C’est grâce à une rétrospective de la réalisatrice Emma Seligman, invitée d’honneur du Champs-Élysées Film Festival, que nous avons pu découvrir Shiva Baby dans sa première projection française en salles. Un film déroutant, dans le bon sens du terme, drôle, frais, et innovant.
Un humour millimétré
Le rythme est très important dans Shiva Baby. Le film se passe en huis clos, durant une shiv’ah (le rassemblement familial qui suit un enterrement dans la tradition juive). et on y suit Danielle, une jeune femme qui pratique l’activité de sugar baby (une sorte d’escort) et qui est plutôt perdue dans ses projets. Lors de la shiv’ah, elle retrouve son sugar daddy ainsi que d’autres personnes de son passé. Il y a également ses parents et des vieilles connaissances plus âgées.

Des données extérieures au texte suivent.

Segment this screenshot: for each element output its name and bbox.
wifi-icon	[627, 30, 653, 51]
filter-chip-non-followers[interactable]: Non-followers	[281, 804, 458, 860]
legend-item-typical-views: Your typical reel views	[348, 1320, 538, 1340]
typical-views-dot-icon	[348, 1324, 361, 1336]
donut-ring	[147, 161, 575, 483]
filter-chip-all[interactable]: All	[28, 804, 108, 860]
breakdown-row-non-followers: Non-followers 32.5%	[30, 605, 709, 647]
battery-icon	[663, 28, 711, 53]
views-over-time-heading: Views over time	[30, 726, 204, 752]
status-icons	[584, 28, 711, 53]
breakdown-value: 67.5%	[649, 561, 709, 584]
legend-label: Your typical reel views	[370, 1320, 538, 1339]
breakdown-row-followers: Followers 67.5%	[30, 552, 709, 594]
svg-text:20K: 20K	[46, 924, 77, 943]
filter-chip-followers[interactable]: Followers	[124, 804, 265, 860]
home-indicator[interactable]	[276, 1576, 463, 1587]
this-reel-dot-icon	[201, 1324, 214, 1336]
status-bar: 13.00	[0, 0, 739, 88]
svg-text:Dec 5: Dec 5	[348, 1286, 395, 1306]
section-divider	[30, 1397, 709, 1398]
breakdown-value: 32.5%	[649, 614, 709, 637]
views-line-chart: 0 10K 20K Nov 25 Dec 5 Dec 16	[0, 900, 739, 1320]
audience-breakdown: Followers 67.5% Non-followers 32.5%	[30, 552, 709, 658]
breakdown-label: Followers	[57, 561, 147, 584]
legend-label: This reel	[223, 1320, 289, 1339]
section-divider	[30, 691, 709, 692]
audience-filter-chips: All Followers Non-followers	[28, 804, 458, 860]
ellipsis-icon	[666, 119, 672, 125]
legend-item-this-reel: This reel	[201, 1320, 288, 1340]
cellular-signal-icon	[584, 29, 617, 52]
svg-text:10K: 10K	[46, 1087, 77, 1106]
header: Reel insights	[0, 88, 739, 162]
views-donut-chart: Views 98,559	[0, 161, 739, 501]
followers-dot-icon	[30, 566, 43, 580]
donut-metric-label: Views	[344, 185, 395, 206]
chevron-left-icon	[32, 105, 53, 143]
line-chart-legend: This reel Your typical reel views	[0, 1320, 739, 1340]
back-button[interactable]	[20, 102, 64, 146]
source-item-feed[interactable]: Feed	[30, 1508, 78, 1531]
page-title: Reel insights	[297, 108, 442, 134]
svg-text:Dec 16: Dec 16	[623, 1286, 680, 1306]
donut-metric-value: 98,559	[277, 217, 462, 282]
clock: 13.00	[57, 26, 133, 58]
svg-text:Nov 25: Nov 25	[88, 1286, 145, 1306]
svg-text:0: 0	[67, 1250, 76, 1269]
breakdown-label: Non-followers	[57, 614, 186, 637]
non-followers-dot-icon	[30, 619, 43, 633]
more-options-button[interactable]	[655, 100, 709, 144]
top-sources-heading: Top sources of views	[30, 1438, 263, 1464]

Tout le monde lui met la pression, et elle est à deux doigts de craquer tout au long du film.
Si les prémices peuvent paraître angoissants, le tout est étonnamment hilarant. Les dialogues sont millimétrés et très bien rythmés, portés par des acteurs pleins d’énergie. Le film joue au ping pong pour notre plus grand plaisir. Rachel Sennott brille dans son rôle d’étudiante perdue mais pleine de personnalité. Tout le reste du casting se débrouille tout aussi bien et l’alchimie entre eux tous fonctionne du tonnerre. Le montage est tout aussi rythmé.
Un discours actuel
Shiva Baby est un récit actuel. Le film date de 2020 et est une bonne représentation de ce début de décennie. C’est la vie d’une jeune femme perdue, mais libérée. À vrai dire, c’est contradictoire. Elle est libérée et piégée en même temps. Piégée dans un quotidien qui ne lui convient pas, sans réel but. C’est assez représentatif de la génération Z, une génération qui s’est perdue dans ses convictions malgré ses ambitions.
Il y a aussi un véritable clash des générations dans ce film, une incompréhension. On a la figure de la millenial girlboss qui a tout réussi, par exemple, avec Kim, la femme du sugar daddy de Danielle. Puis on a les vieux, répétant toujours les mêmes questions, inlassablement. La mise en scène nous montre de véritables moments d’angoisse pour notre personnage principal, face aux plus vieux : à leur réussite, à leur redondance, à leurs attentes.
La rétrospective Emma Seligman s’est composée de ses deux films : Shiva Baby et Bottoms (dont nous avons fait la critique à sa sortie sur Amazon Prime). Ces films n’avaient jamais été diffusés dans les salles françaises. Malheureusement, Emma Seligman ne pouvait pas être présente. Mais ce fut un plaisir de retrouver cette rétrospective d’une réalisatrice dont nous apprécions le travail. Shiva Baby est son premier film et ça ne se ressent pas. C’est drôle, frais, réfléchi. Le film est disponible sur MUBI.